Allow me to stray from libraryland for a moment and share some news about NYC bookstores.
Morningside Bookshop will be
closing its doors at the end of the week. The owner, Peter Soter, owes his landlord (Columbia University) $158,000 in back rent for the store's space on 114th and Broadway. If you know anything about the book biz, you probably realize how impossibly difficult it is to sustain an independent bookstore in this (or any) city, much less turn a profit.

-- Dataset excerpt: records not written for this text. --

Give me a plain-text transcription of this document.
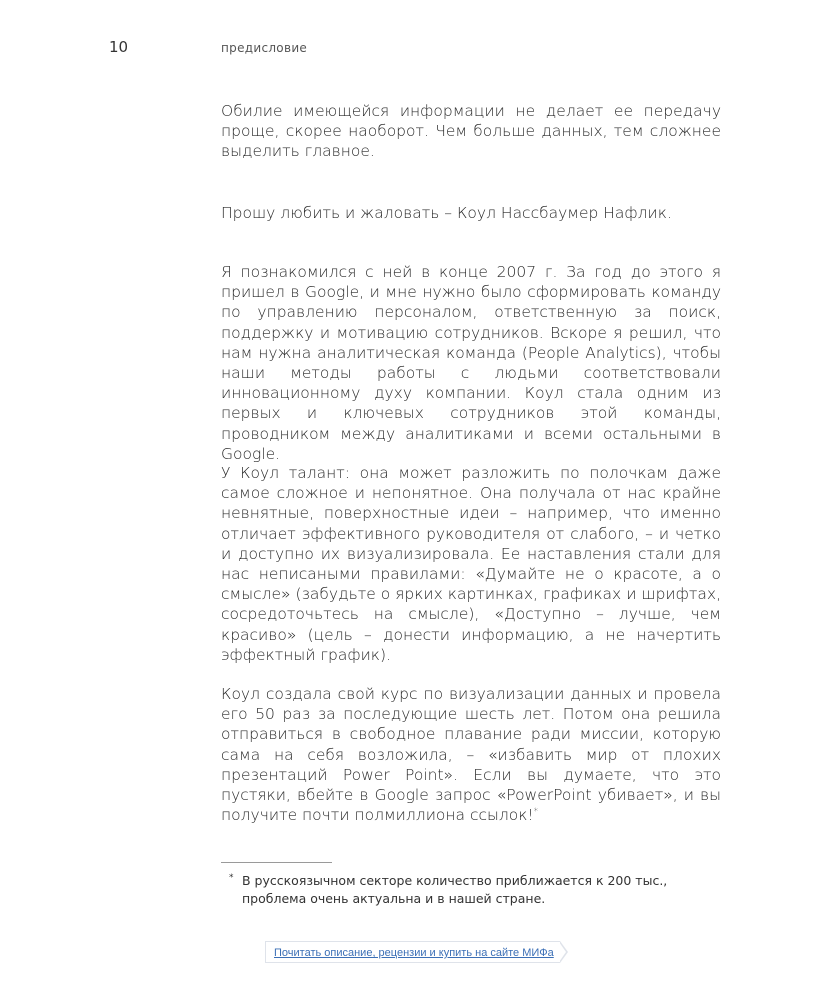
10	предисловие

Обилие имеющейся информации не делает ее передачу проще, скорее наоборот. Чем больше данных, тем сложнее выделить главное.

Прошу любить и жаловать – Коул Нассбаумер Нафлик.

Я познакомился с ней в конце 2007 г. За год до этого я пришел в Google, и мне нужно было сформировать команду по управлению персоналом, ответственную за поиск, поддержку и мотивацию сотрудников. Вскоре я решил, что нам нужна аналитическая команда (People Analytics), чтобы наши методы работы с людьми соответствовали инновационному духу компании. Коул стала одним из первых и ключевых сотрудников этой команды, проводником между аналитиками и всеми остальными в Google.

У Коул талант: она может разложить по полочкам даже самое сложное и непонятное. Она получала от нас крайне невнятные, поверхностные идеи – например, что именно отличает эффективного руководителя от слабого, – и четко и доступно их визуализировала. Ее наставления стали для нас неписаными правилами: «Думайте не о красоте, а о смысле» (забудьте о ярких картинках, графиках и шрифтах, сосредоточьтесь на смысле), «Доступно – лучше, чем красиво» (цель – донести информацию, а не начертить эффектный график).

Коул создала свой курс по визуализации данных и провела его 50 раз за последующие шесть лет. Потом она решила отправиться в свободное плавание ради миссии, которую сама на себя возложила, – «избавить мир от плохих презентаций Power Point». Если вы думаете, что это пустяки, вбейте в Google запрос «PowerPoint убивает», и вы получите почти полмиллиона ссылок!*

* В русскоязычном секторе количество приближается к 200 тыс., проблема очень актуальна и в нашей стране.
Почитать описание, рецензии и купить на сайте МИФа
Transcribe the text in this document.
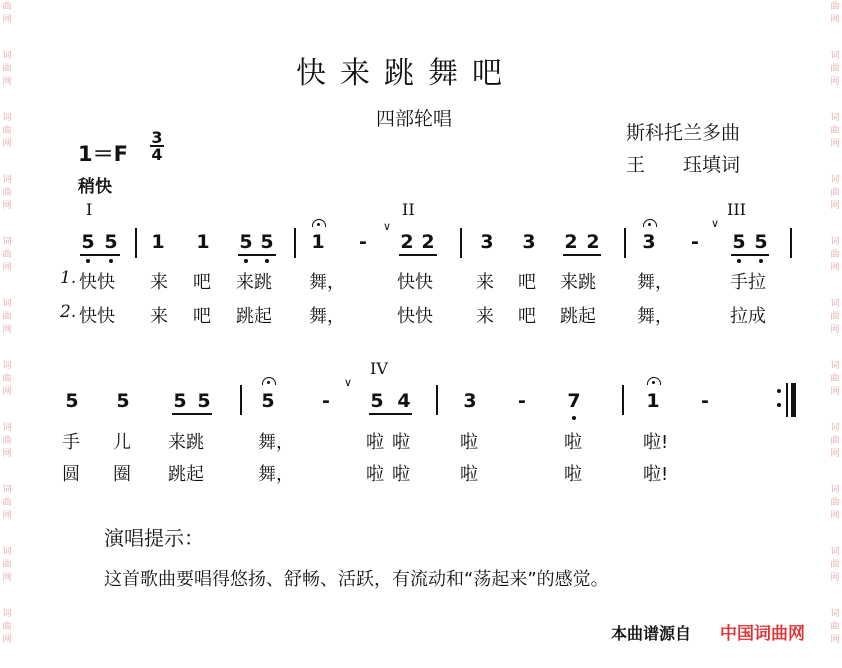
曲
网
词
曲
网
词
曲
网
词
曲
网
词
曲
网
词
曲
网
词
曲
网
词
曲
网
词
曲
网
词
曲
网
词
曲
网

曲
网
词
曲
网
词
曲
网
词
曲
网
词
曲
网
词
曲
网
词
曲
网
词
曲
网
词
曲
网
词
曲
网
词
曲
网
快来跳舞吧
四部轮唱
斯科托兰多曲
王　　珏填词
$1=F \frac{3}{4}$
稍快
I	II	III
IV
5 5 1 1 5 5 1 - 2 2 3 3 2 2 3 - 5 5
∨	∨
1. 快快 来 吧 来跳 舞，	快快 来 吧 来跳 舞，	手拉
2. 快快 来 吧 跳起 舞，	快快 来 吧 跳起 舞，	拉成
5 5 5 5	5 - 5 4	3 - 7	1 -
∨
手 儿 来跳	舞，	啦 啦	啦	啦	啦!
圆 圈 跳起	舞，	啦 啦	啦	啦	啦!
演唱提示：
这首歌曲要唱得悠扬、舒畅、活跃，有流动和“荡起来”的感觉。
本曲谱源自 中国词曲网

I've done the majority of my book-buying at Morningside's neighborhood indie competitor,
Book Culture (née Labyrinth). I admit that without guilt: Book Culture is a great bookstore with a strong academic bent. I suspect that in the battle for customer dollars, Morningside Bookshop has been doomed for some time. Book Culture maintains a significantly larger selection of titles and has direct ties to Columbia's students and faculty. At 112th and Broadway, the incomparable
Bank Street Bookstore stocks everything parents and under-aged bibliophiles desire. And then there's the Columbia University Bookstore — ahem, Barnes & Noble — that sits directly across the street from Morningside Bookshop. In short, I'm surprised it lasted this long.
Over in Fort Greene, a couple of entrepreneurial book-lovers are hoping their neighborhood will embrace
Greenlight Bookstore when it opens this fall. Will it work? According to
this NY Times article from last September, the community is clamouring for a local independent bookstore.
Finally, here's a "bookstore" that has no chance of failing: the
Carturesti Book Exhibition transplants the look and feel of Bucharest's Carturesti bookstore to the Romanian Cultural Institute, New York. Enjoy the
literary atmosphere with no sales pressure!